José M. Osorio/Chicago Tribune

I was clicking on something or another on Slate and saw something about THE FUTURE OF RETAIL by "Moneybox" columnist Matt Yglesias in the "most read" storiesObviously, I had to know.

Now I've seen the future, and it's name is Walgreens. Specifically the new flagship Walgreens at the corner of 7th and H Northwest in the District of Columbia. It's a magical place that paints the way forward for retailers and, indeed, the entire American economy.

[snip]

The store is all about the use of technology. There's an ATM (of course) to replace your bank and a Redbox to replace your video store but also a futuristic soda fountain capable of dispensing any kind of Coca-Cola product.

Basically it's like the Walgreens at State and Randolph. Which isn't so much the future as the past. It's like Walgreens used to be—selling food, sody-pop, and as Adam Doster (welcome to the blog!) writes, booze:

In an interview from the same book (that Okrent excerpts), Walgreen’s son admits that any store fire nearly gave his dad a heart attack. “He wanted the fire department to get in as fast as possible,” he remembered, “because whenever they came in we’d always lose a case or two of liquor” from the back. On top of that, Al Capone, “like so many other Chicagoans … was a regular.”

People in comments are having trouble figuring out whether or not the Slate piece is a leg-pull ("Wawa has been offering most of those features for years… is this satire?").

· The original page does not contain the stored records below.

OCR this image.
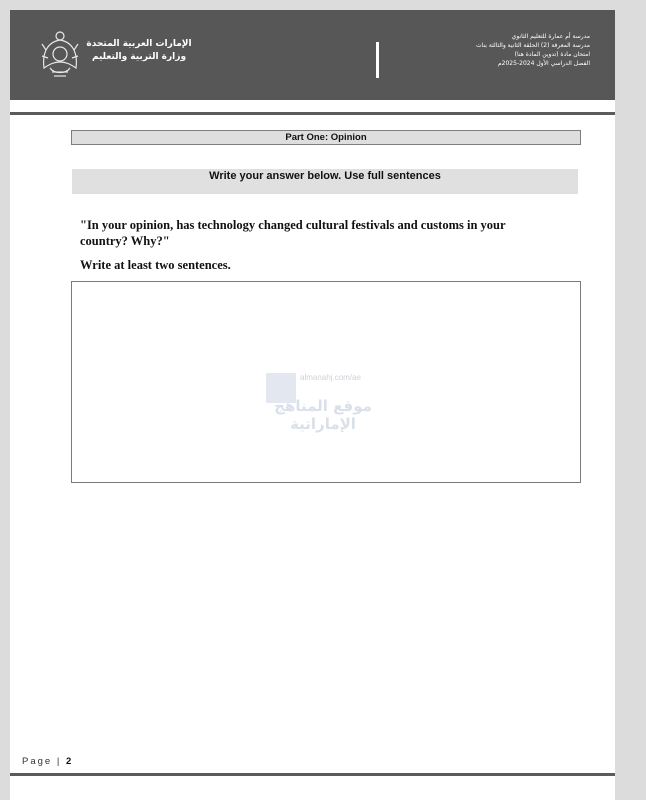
الإمارات العربية المتحدة
وزارة التربية والتعليم
مدرسة أم عمارة للتعليم الثانوي
مدرسة المعرفة (2) الحلقة الثانية والثالثة بنات
امتحان مادة (تدوين المادة هنا)
الفصل الدراسي الأول 2024-2025م
Part One: Opinion
Write your answer below. Use full sentences
"In your opinion, has technology changed cultural festivals and customs in your country? Why?"
Write at least two sentences.
almanahj.com/ae
موقع المناهج الإماراتية
Page | 2
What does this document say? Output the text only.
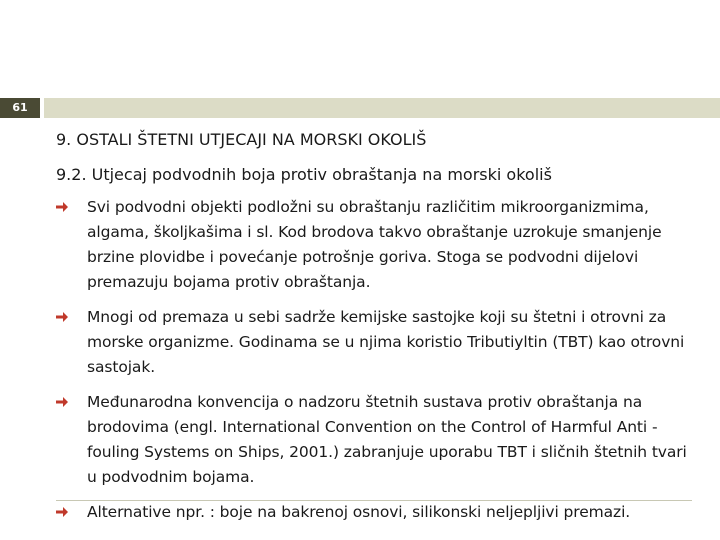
61
9. OSTALI ŠTETNI UTJECAJI NA MORSKI OKOLIŠ
9.2. Utjecaj podvodnih boja protiv obraštanja na morski okoliš
Svi podvodni objekti podložni su obraštanju različitim mikroorganizmima, algama, školjkašima i sl. Kod brodova takvo obraštanje uzrokuje smanjenje brzine plovidbe i povećanje potrošnje goriva. Stoga se podvodni dijelovi premazuju bojama protiv obraštanja.
Mnogi od premaza u sebi sadrže kemijske sastojke koji su štetni i otrovni za morske organizme. Godinama se u njima koristio Tributiyltin (TBT) kao otrovni sastojak.
Međunarodna konvencija o nadzoru štetnih sustava protiv obraštanja na brodovima (engl. International Convention on the Control of Harmful Anti -fouling Systems on Ships, 2001.) zabranjuje uporabu TBT i sličnih štetnih tvari u podvodnim bojama.
Alternative npr. : boje na bakrenoj osnovi, silikonski neljepljivi premazi.
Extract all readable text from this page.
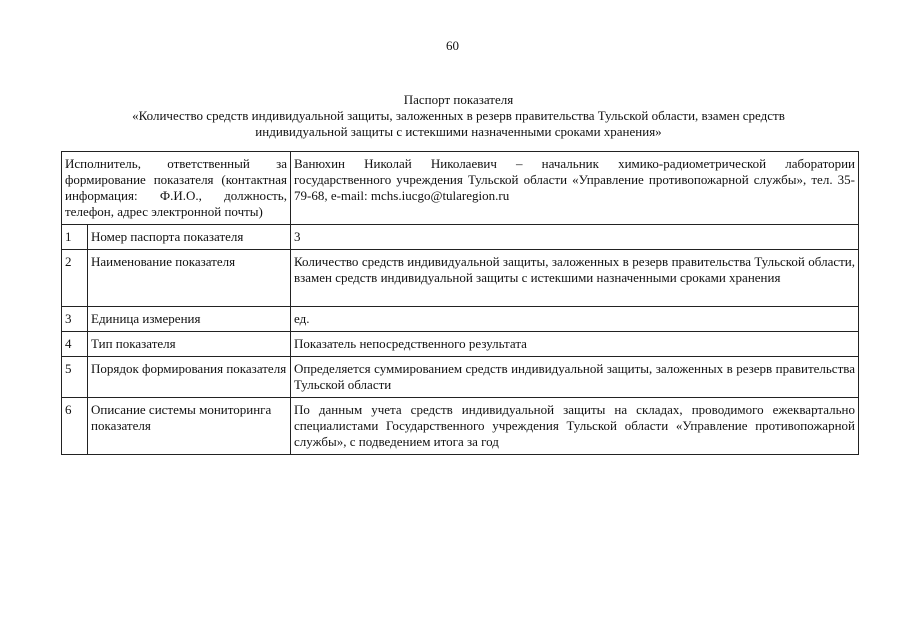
60
Паспорт показателя
«Количество средств индивидуальной защиты, заложенных в резерв правительства Тульской области, взамен средств
индивидуальной защиты с истекшими назначенными сроками хранения»
Исполнитель, ответственный за формирование показателя (контактная информация: Ф.И.О., должность, телефон, адрес электронной почты)		Ванюхин Николай Николаевич – начальник химико-радиометрической лаборатории государственного учреждения Тульской области «Управление противопожарной службы», тел. 35-79-68, e-mail: mchs.iucgo@tularegion.ru
1	Номер паспорта показателя	3
2	Наименование показателя	Количество средств индивидуальной защиты, заложенных в резерв правительства Тульской области, взамен средств индивидуальной защиты с истекшими назначенными сроками хранения
3	Единица измерения	ед.
4	Тип показателя	Показатель непосредственного результата
5	Порядок формирования показателя	Определяется суммированием средств индивидуальной защиты, заложенных в резерв правительства Тульской области
6	Описание системы мониторинга показателя	По данным учета средств индивидуальной защиты на складах, проводимого ежеквартально специалистами Государственного учреждения Тульской области «Управление противопожарной службы», с подведением итога за год
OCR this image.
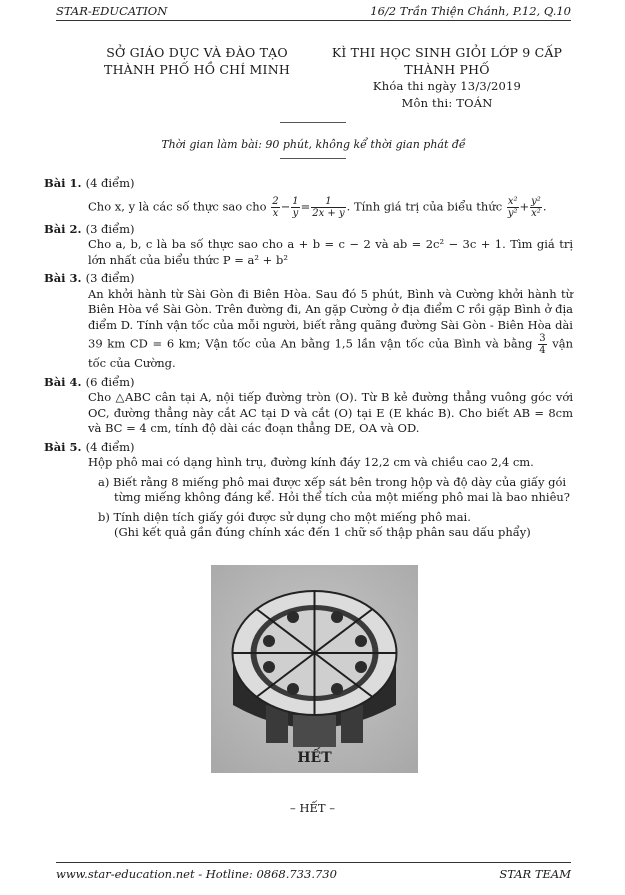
STAR-EDUCATION	16/2 Trần Thiện Chánh, P.12, Q.10
SỞ GIÁO DỤC VÀ ĐÀO TẠO
THÀNH PHỐ HỒ CHÍ MINH
KÌ THI HỌC SINH GIỎI LỚP 9 CẤP
THÀNH PHỐ
Khóa thi ngày 13/3/2019
Môn thi: TOÁN
Thời gian làm bài: 90 phút, không kể thời gian phát đề
Bài 1. (4 điểm)
Cho x, y là các số thực sao cho $\frac{2}{x} - \frac{1}{y} = \frac{1}{2x + y}$ . Tính giá trị của biểu thức $\frac{\text{x²}}{\text{y²}} + \frac{\text{y²}}{\text{x²}}$ .
Bài 2. (3 điểm)
Cho a, b, c là ba số thực sao cho a + b = c − 2 và ab = 2c² − 3c + 1. Tìm giá trị lớn nhất của biểu thức P = a² + b²
Bài 3. (3 điểm)
An khởi hành từ Sài Gòn đi Biên Hòa. Sau đó 5 phút, Bình và Cường khởi hành từ Biên Hòa về Sài Gòn. Trên đường đi, An gặp Cường ở địa điểm C rồi gặp Bình ở địa điểm D. Tính vận tốc của mỗi người, biết rằng quãng đường Sài Gòn - Biên Hòa dài 39 km CD = 6 km; Vận tốc của An bằng 1,5 lần vận tốc của Bình và bằng $\frac{3}{4}$ vận tốc của Cường.
Bài 4. (6 điểm)
Cho △ABC cân tại A, nội tiếp đường tròn (O). Từ B kẻ đường thẳng vuông góc với OC, đường thẳng này cắt AC tại D và cắt (O) tại E (E khác B). Cho biết AB = 8cm và BC = 4 cm, tính độ dài các đoạn thẳng DE, OA và OD.
Bài 5. (4 điểm)
Hộp phô mai có dạng hình trụ, đường kính đáy 12,2 cm và chiều cao 2,4 cm.
a) Biết rằng 8 miếng phô mai được xếp sát bên trong hộp và độ dày của giấy gói từng miếng không đáng kể. Hỏi thể tích của một miếng phô mai là bao nhiêu?
b) Tính diện tích giấy gói được sử dụng cho một miếng phô mai.
(Ghi kết quả gần đúng chính xác đến 1 chữ số thập phân sau dấu phẩy)
HẾT
– HẾT –
www.star-education.net - Hotline: 0868.733.730	STAR TEAM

While it is not entirely earnest, I think it also reflects that Washington D.C.—despite being the political capital of the free world and the only major city to ride out the recession with rents jumping and unemployment falling—is still a not-very-big city. There's a surprising lack of nice things, like an actual downtown, or trains that run past midnight on weekdays. A lot of people and employers in D.C. share my interests, so it always loomed as a future destination for me, despite having lots of the things I don't like about the South. And it lacks many of the things I do like—Southerners, for example.*

Walgreens might be the future of retail in D.C., bless their hearts. But they're like the places that have a mediocre selection of food, a smattering of alcohol, minimal-service banking, a pharmacy, and a Redbox—aka, chain grocery stores. (The touchscreen soda fountain of the future is entertaining until you realize its gimmick is combining flavors that don't exist for a reason, like lime ginger ale.)

There is one addition to the retail scene Walgreens makes: A nurse practitioner to diagnose and treat minor conditions. (CVS has had this for over a decade.) It's nice enough to have a convenient model for dead-simple illnesses even in a place that's lousy with primary care physicians, but this is the key:

Three segments have emerged as the major users: younger consumers, children, and (overlapping these two categories) consumers who report that they do not have a relationship with a PCP. Thirty percent of respondents reported having no PCP relationship, and 22 percent reported being uninsured at the time of their retail clinic visit.

Walgreens recently started treating patients with chronic illnesses, also something CVS has been doing for awhile. This includes conditions that can be more prevalent in underserved communities, like diabetes and asthma. If they can serve as a bridge to PCPs while providing basic and more convenient health maintenance, that might be the future—with some lime ginger ale on the side.

I grew up in western Virginia. We have a chip on our collective shoulder about D.C.